The Dartmouth basketball players petitioned the NLRB for the right to unionize in 2023, contending that they met the legal definition of employees because their college exercised control over their schedules and working conditions, the AP reports. A regional NLRB office issued a decision allowing the players to vote on whether to unionize last February.
Dartmouth, however, refused to negotiate with the basketball players and appealed the ruling. The team had voted 13-2 to join the Service Employees International Union Local 560 following the ruling but decided to withdraw its petition instead of facing a Republican-leaning NLRB under President-elect Donald Trump.
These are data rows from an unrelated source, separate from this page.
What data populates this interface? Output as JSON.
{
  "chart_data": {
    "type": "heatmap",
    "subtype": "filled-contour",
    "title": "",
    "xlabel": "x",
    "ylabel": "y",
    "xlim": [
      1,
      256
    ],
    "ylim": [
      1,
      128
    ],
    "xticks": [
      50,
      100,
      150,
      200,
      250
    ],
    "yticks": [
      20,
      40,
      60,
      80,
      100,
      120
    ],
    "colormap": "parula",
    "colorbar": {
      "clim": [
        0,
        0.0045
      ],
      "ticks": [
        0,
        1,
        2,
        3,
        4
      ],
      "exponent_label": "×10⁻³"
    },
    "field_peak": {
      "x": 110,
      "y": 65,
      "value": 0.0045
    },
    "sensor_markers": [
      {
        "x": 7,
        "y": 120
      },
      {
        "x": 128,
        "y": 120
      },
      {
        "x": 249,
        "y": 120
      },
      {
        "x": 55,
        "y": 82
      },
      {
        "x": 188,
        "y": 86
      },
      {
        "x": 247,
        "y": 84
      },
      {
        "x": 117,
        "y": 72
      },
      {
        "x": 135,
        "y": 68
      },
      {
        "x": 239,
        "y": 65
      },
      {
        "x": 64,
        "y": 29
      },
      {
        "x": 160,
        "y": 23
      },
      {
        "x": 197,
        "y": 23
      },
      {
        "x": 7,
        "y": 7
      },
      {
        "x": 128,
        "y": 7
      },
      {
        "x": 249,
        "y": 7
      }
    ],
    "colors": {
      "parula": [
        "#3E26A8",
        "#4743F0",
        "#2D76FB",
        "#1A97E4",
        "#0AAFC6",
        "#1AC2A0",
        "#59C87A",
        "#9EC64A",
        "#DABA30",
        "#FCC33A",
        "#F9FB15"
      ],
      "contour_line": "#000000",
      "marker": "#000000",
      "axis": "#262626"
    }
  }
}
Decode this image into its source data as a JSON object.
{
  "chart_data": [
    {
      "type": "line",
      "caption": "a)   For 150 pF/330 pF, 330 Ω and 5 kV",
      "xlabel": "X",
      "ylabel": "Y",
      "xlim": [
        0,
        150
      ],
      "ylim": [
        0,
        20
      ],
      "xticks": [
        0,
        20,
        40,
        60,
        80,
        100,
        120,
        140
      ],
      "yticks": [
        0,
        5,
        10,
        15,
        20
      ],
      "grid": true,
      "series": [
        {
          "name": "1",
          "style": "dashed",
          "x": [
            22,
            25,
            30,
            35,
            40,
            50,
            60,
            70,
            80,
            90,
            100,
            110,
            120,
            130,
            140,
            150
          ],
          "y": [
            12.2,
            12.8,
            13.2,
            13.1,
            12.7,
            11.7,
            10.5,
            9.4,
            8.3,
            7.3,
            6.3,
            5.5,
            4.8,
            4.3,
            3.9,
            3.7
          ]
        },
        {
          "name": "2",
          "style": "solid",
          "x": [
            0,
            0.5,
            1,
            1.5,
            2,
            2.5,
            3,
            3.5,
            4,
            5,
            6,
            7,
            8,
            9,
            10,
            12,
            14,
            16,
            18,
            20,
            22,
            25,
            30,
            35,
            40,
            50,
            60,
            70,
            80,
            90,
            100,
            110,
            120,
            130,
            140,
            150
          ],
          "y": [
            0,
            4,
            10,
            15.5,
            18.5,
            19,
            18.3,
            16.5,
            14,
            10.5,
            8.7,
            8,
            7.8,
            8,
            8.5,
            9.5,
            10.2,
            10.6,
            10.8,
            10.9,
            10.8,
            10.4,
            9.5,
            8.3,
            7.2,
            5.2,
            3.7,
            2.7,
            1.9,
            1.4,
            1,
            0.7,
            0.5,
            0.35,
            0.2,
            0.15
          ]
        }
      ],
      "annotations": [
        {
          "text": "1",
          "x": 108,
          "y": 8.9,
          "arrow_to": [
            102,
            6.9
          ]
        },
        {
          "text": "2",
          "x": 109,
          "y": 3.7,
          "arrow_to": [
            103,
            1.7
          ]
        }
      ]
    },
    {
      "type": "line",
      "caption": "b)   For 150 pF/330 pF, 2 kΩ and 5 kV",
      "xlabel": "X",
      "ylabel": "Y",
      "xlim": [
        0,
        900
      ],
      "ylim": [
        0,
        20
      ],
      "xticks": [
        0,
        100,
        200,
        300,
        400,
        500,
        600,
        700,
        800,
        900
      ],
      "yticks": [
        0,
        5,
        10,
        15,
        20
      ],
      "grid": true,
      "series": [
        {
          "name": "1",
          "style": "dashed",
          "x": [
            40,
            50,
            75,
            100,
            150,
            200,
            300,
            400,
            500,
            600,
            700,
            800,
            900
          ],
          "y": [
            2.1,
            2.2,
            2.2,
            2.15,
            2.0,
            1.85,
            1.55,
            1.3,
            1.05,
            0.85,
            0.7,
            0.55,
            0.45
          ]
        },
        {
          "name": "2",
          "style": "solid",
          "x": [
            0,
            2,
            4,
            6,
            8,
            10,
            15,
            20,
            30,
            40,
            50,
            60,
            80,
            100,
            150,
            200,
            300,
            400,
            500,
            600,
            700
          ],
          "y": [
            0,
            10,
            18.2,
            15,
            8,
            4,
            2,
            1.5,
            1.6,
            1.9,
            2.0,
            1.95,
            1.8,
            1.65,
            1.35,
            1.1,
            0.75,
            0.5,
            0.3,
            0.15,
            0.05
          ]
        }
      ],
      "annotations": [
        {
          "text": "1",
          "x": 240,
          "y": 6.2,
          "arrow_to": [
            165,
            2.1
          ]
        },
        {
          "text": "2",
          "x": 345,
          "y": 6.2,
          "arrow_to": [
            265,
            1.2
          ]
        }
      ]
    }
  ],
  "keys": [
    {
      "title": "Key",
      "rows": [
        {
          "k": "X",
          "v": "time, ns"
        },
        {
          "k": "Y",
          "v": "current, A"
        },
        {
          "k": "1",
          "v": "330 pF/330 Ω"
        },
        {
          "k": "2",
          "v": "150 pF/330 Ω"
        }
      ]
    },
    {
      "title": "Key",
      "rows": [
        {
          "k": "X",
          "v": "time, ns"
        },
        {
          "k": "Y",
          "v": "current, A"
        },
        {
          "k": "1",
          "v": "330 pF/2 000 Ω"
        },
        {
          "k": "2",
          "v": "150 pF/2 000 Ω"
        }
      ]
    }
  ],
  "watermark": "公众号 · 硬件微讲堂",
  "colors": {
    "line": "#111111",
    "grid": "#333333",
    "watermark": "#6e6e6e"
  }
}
“We seek to preserve the precedent set by this exceptional group of young people on the men’s varsity basketball team,” Peck said in his statement. “They have pushed the conversation on employment and collective bargaining in college sports forward and made history by being classified as employees, winning their union election 13-2, and becoming the first certified bargaining unit of college athletes in the country.”
Dartmouth characterized the decision to classify the basketball players as employees as “incorrect and not supported by legal precedent” in a statement published by the AP. The college also said it respects the unions in its campus community but “did not believe unionization was appropriate” in this instance.
Previous attempts to form labor unions in college athletics have failed. In 2015, the NLRB blocked the Northwestern University football team’s attempt to unionize because opponents in its conference included schools that weren’t under the agency’s jurisdiction, according to the AP.